Publié le 23 décembre 2019
- A +

Par François Lévêque1.
Un article de The Conversation

Noël, c’est sapin et saumon fumé. Mais les tranches fines rose pâle ou orangées sur canapés ou plats de fêtes sont une coutume récente. Elle s’est imposée avec la domestication du saumon de l’Atlantique (Salmo Solar), il y a à peine un demi-siècle. Élevé en cage en Norvège ou en Écosse, il ne remonte plus les rivières. Par contre, il franchit des milliers de kilomètres en camion avant d’être salé et fumé ou frais consommé.

Suivons son nouveau périple économique de l’aval à l’amont. Il nous révélera les courants du commerce international et du développement industriel.

Un marché mondial, des prix de 1 à 10

Du saumon fumé, il y a en a aujourd’hui pour tous les goûts et toutes les bourses. Nature, mariné à l’aneth ou même à la betterave (original). Salé à sec ou par injection de saumure (qui ramollit la chair). Blanc, rose, ou carotte (coloré par un pigment). Tranché à la machine, ou au couteau (mieux). D’Irlande, d’Alaska ou des îles Féroé (rare). Sauvage (top), bio ou d’élevage (peut être très bon aussi). Faites votre choix. Quant au prix, il s’échelonne cet hiver entre 16,55 euros/kg chez Leclerc et 179 euros/kg chez Petrossian, une maison de caviar.

Le saumon est fumé depuis des temps immémoriaux. Il se conserve mieux ainsi. Il était autrefois si abondant qu’en Bretagne, sous l’ancien régime, les domestiques demandaient à ne pas avoir de saumon plus de deux ou trois fois par semaine. Sa disparition de nos rivières à la saison de reproduction l’a retiré des tables des moins fortunés et, fumé, il est devenu un plat de luxe. Mais son élevage aquacole à grande échelle comme un vulgaire poulet de batterie l’a rendu meilleur marché. En plaque sur un carton doré, ses tranches fumées ont conquis les supermarchés.

Les Français gros producteurs et gros consommateurs

Ces derniers réalisent d’ailleurs les deux tiers des ventes dont la moitié sous leur marque de distributeur. Le saumon fumé sauvage ou d’élevage bio représente moins de 10 % des volumes vendus. Deux ménages sur trois achètent du saumon fumé dans l’année et ce quatre fois en moyenne. Les fêtes de Noël sont la principale occasion d’en manger avec un triplement des ventes en décembre.

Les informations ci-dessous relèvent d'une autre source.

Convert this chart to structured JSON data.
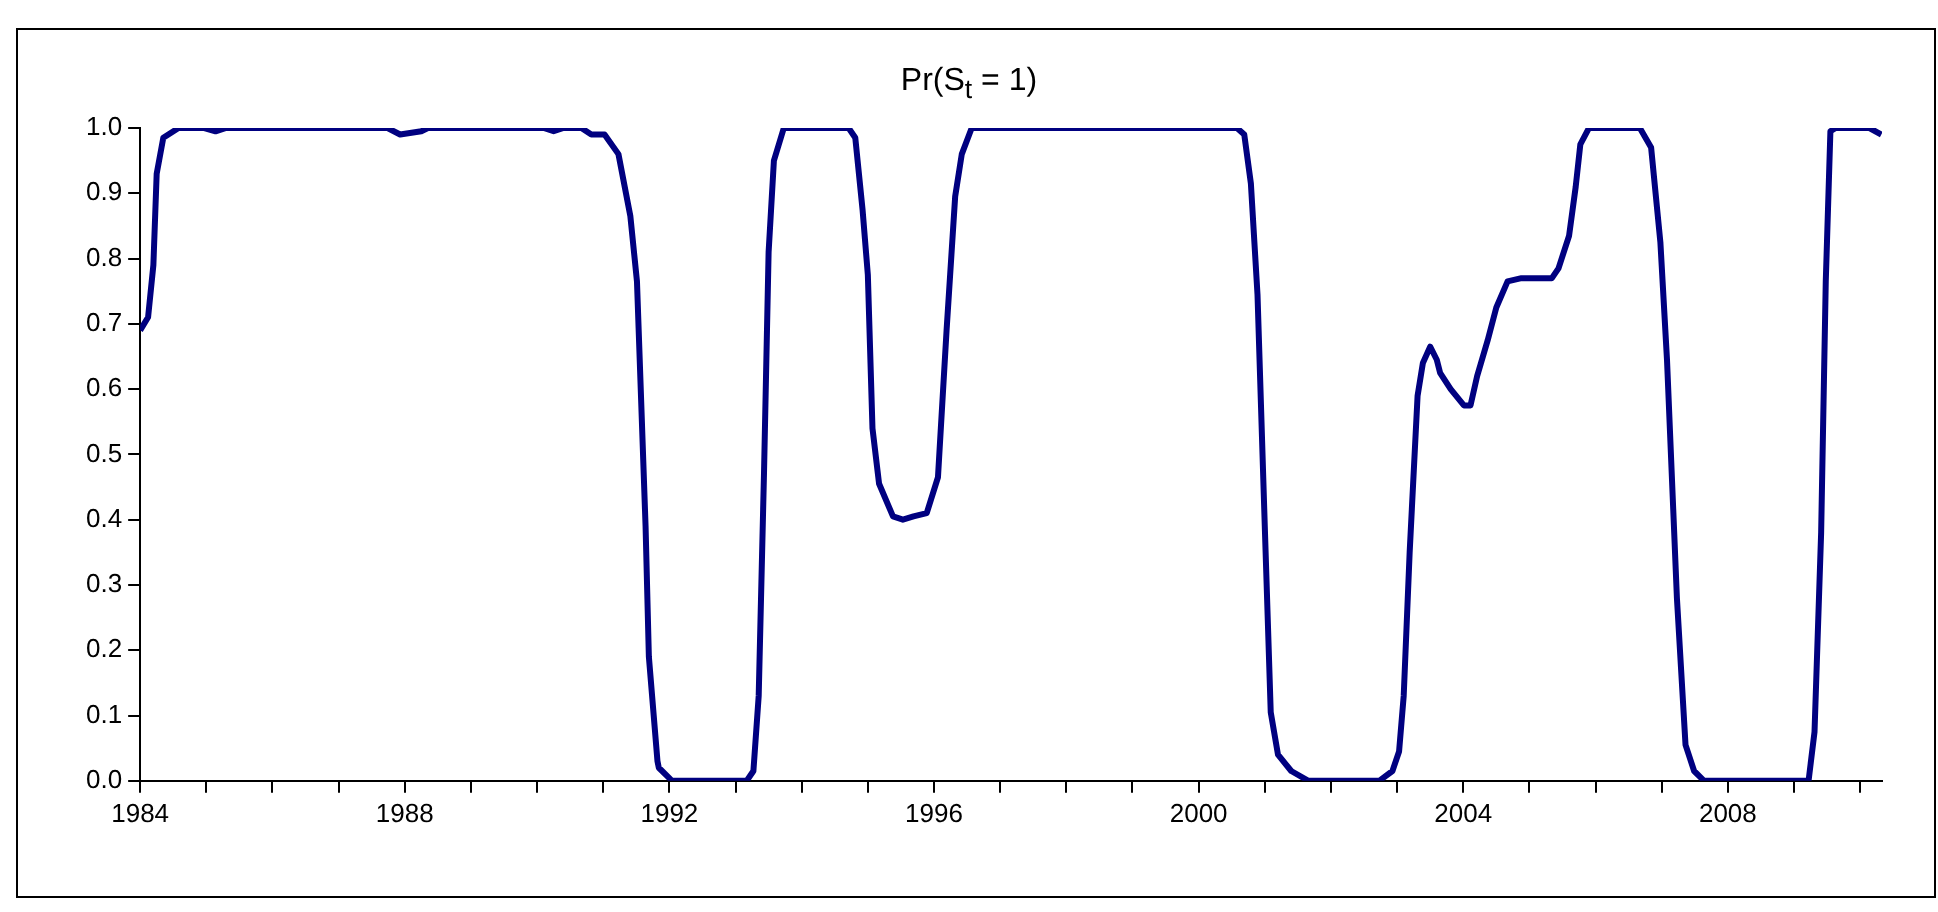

La France est le champion d’Europe du saumon fumé (y compris devant les pays scandinaves qui le consomment frais). Avec parfois des initiatives improbables comme la recette de sushi au saumon fumé, sans parler de l’importation de croquettes pour chien au… saumon fumé !

Nos voisins d’outre-Rhin sont également de gros consommateurs mais l’Allemagne importe son saumon fumé. Contrairement à la France qui bénéficie d’une industrie de transformation. Nous n’avons pas de saumon mais nous avons des fumoirs. Il y en a même un à Montreuil dans la proche banlieue parisienne (c’est là que j’achète mon saumon de Noël). Il y a aussi des sociétés de fumaison beaucoup plus grandes et connues comme Labeyrie. Artisanales ou industrielles, elles font venir par camion le saumon frais qu’elles transforment, et plus rarement par avion.

Trois courants et quatre mots

Ce secteur traditionnel a épousé le courant de l’économie contemporaine du commerce et de l’industrie dans trois de ses directions. Primo, hyperdifférenciation des produits et hypersegmentation des marchés, nous venons de le voir.

Deuxio, compétition des pays à bas salaires. Elle ne vient pas ici de la Chine, mais de la Pologne avec une main-d’œuvre moins chère et des usines neuves. Une paire d’entreprises y domine la production et l’exportation.

Tertio, internationalisation et consolidation industrielles. Un Monopoly du saumon fumé s’est joué en France au début des années 2010. Marine Harvest, premier producteur de saumon fumé au monde, a acquis maisons et hôtels de saumonerie en Bourgogne et en Bretagne. Thaï Union Frozen, le plus grand producteur mondial de thon en boîte, a racheté MerAlliance. Delpeyrat, une société française de foie gras (La Comtesse Dubarry, c’est elle) s’est lancée dans le saumon fumé par acquisitions en Normandie et en Haute-Loire, etc.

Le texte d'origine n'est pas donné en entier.